MUDITA
Malam itu, cakrawala seakan sedang berbahagia. Cahaya rembulan memancar indah dengan iringan cerah gemerlap bintang. Tepat di bawah binar rembulan, seorang gadis manis yang memakai piyama merah muda dengan wajah lesu dan putus asa berdiri di ujung balkon rumahnya. Ia adalah Yera.
Yera merupakan anak bungsu yang kini berubah status menjadi anak tunggal. Kehidupan Yera sebagai anak bungsu sangat menyenangkan sampai tiba waktu dimana keluarga kecil mereka harus kehilangan nyawa kakak tercintanya, Zee. Sejak saat itulah keluarga harmonis dan indah mereka hancur begitu saja.

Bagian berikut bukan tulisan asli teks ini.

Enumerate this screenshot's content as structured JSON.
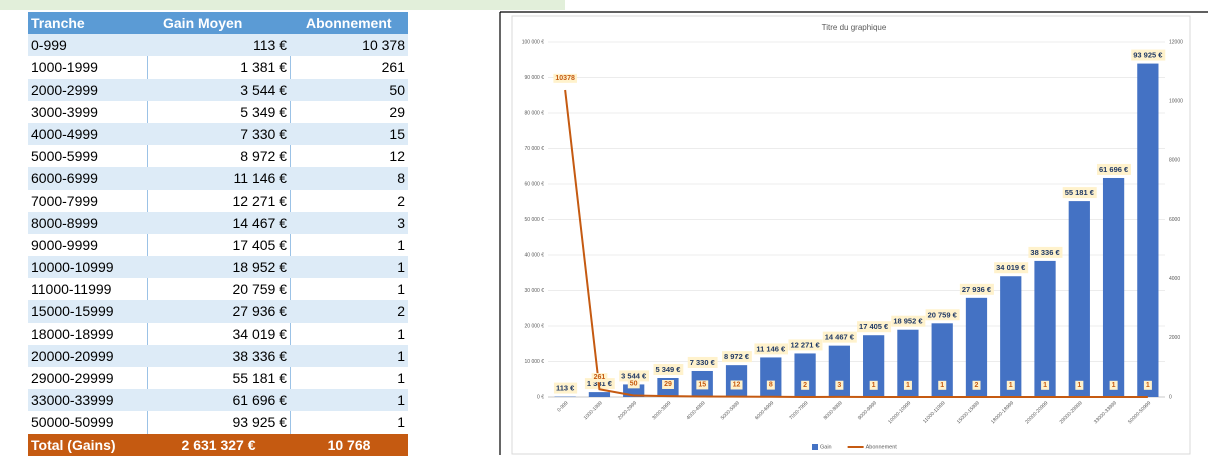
{
  "table": {
    "headers": [
      "Tranche",
      "Gain Moyen",
      "Abonnement"
    ],
    "rows": [
      [
        "0-999",
        "113 €",
        "10 378"
      ],
      [
        "1000-1999",
        "1 381 €",
        "261"
      ],
      [
        "2000-2999",
        "3 544 €",
        "50"
      ],
      [
        "3000-3999",
        "5 349 €",
        "29"
      ],
      [
        "4000-4999",
        "7 330 €",
        "15"
      ],
      [
        "5000-5999",
        "8 972 €",
        "12"
      ],
      [
        "6000-6999",
        "11 146 €",
        "8"
      ],
      [
        "7000-7999",
        "12 271 €",
        "2"
      ],
      [
        "8000-8999",
        "14 467 €",
        "3"
      ],
      [
        "9000-9999",
        "17 405 €",
        "1"
      ],
      [
        "10000-10999",
        "18 952 €",
        "1"
      ],
      [
        "11000-11999",
        "20 759 €",
        "1"
      ],
      [
        "15000-15999",
        "27 936 €",
        "2"
      ],
      [
        "18000-18999",
        "34 019 €",
        "1"
      ],
      [
        "20000-20999",
        "38 336 €",
        "1"
      ],
      [
        "29000-29999",
        "55 181 €",
        "1"
      ],
      [
        "33000-33999",
        "61 696 €",
        "1"
      ],
      [
        "50000-50999",
        "93 925 €",
        "1"
      ]
    ],
    "total": [
      "Total (Gains)",
      "2 631 327 €",
      "10 768"
    ]
  },
  "chart_data": {
    "type": "bar-line",
    "title": "Titre du graphique",
    "categories": [
      "0-999",
      "1000-1999",
      "2000-2999",
      "3000-3999",
      "4000-4999",
      "5000-5999",
      "6000-6999",
      "7000-7999",
      "8000-8999",
      "9000-9999",
      "10000-10999",
      "11000-11999",
      "15000-15999",
      "18000-18999",
      "20000-20999",
      "29000-29999",
      "33000-33999",
      "50000-50999"
    ],
    "series": [
      {
        "name": "Gain",
        "type": "bar",
        "color": "#4472c4",
        "values": [
          113,
          1381,
          3544,
          5349,
          7330,
          8972,
          11146,
          12271,
          14467,
          17405,
          18952,
          20759,
          27936,
          34019,
          38336,
          55181,
          61696,
          93925
        ],
        "value_labels": [
          "113 €",
          "1 381 €",
          "3 544 €",
          "5 349 €",
          "7 330 €",
          "8 972 €",
          "11 146 €",
          "12 271 €",
          "14 467 €",
          "17 405 €",
          "18 952 €",
          "20 759 €",
          "27 936 €",
          "34 019 €",
          "38 336 €",
          "55 181 €",
          "61 696 €",
          "93 925 €"
        ]
      },
      {
        "name": "Abonnement",
        "type": "line",
        "color": "#c55a11",
        "axis": "y2",
        "values": [
          10378,
          261,
          50,
          29,
          15,
          12,
          8,
          2,
          3,
          1,
          1,
          1,
          2,
          1,
          1,
          1,
          1,
          1
        ]
      }
    ],
    "ylim": [
      0,
      100000
    ],
    "yticks": [
      {
        "value": 0,
        "label": "0 €"
      },
      {
        "value": 10000,
        "label": "10 000 €"
      },
      {
        "value": 20000,
        "label": "20 000 €"
      },
      {
        "value": 30000,
        "label": "30 000 €"
      },
      {
        "value": 40000,
        "label": "40 000 €"
      },
      {
        "value": 50000,
        "label": "50 000 €"
      },
      {
        "value": 60000,
        "label": "60 000 €"
      },
      {
        "value": 70000,
        "label": "70 000 €"
      },
      {
        "value": 80000,
        "label": "80 000 €"
      },
      {
        "value": 90000,
        "label": "90 000 €"
      },
      {
        "value": 100000,
        "label": "100 000 €"
      }
    ],
    "y2lim": [
      0,
      12000
    ],
    "y2ticks": [
      0,
      2000,
      4000,
      6000,
      8000,
      10000,
      12000
    ],
    "grid": true,
    "legend": "bottom"
  }
}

Malam itu, Mama dan Papa tidak berada di rumah karena mereka harus bekerja. Ia tinggal disebuah rumah mewah bersama dua bibi dan satu satpam. Malam itu, Yera menitihkan air mata dan kemudian berbicara kepada sesuatu di hadapan nya.
“Roro, apakah menjadi dirimu akan lebih menyenangkan daripada ketika aku menjadi anak Mama” ucap Yera kepada sesuatu dihadapan nya.
“Ro, mengapa kau tak pernah bisa menjawab pertanyaanku?” “Oh ya, bukankah kau diletakkan oleh Mama disisi ku selama ini sebagai teman baikku? sebagai pendengar ku? TAPI MENGAPA KAU TAK PERNAH DAPAT BERBICARA??!!” lanjut Yera dengan penuh amarah. Kemudian ia melempar Roro ke halaman depan rumahnya.
Tak lama dari kejadian itu, Yera berlari menuju halaman depan rumah untuk kembali mengambil, dan memeluk Roro.
“Ro, maafkan aku karena telah menyakitimu, aku akan terus memelukmu” Yera terduduk di halaman dengan memeluk erat Roro.
Yaa, Roro bukanlah seorang manusia bukan pula seekor hewan peliharaan, melainkan sebuah boneka beruang coklat yang sudah agak lusuh dan kurang bagus warnanya. Roro merupakan boneka yang diberikan oleh Mama tepat setelah pemakaman sang kakak.
Nama Roro sendiri ia berikan kepada boneka beruang nya karena ia mendapatkan boneka tersebut pada hari yang menyakitkan. Nama Roro diambil dari bahasa jawa "Rodok Loro" yang artinya sedikit sakit.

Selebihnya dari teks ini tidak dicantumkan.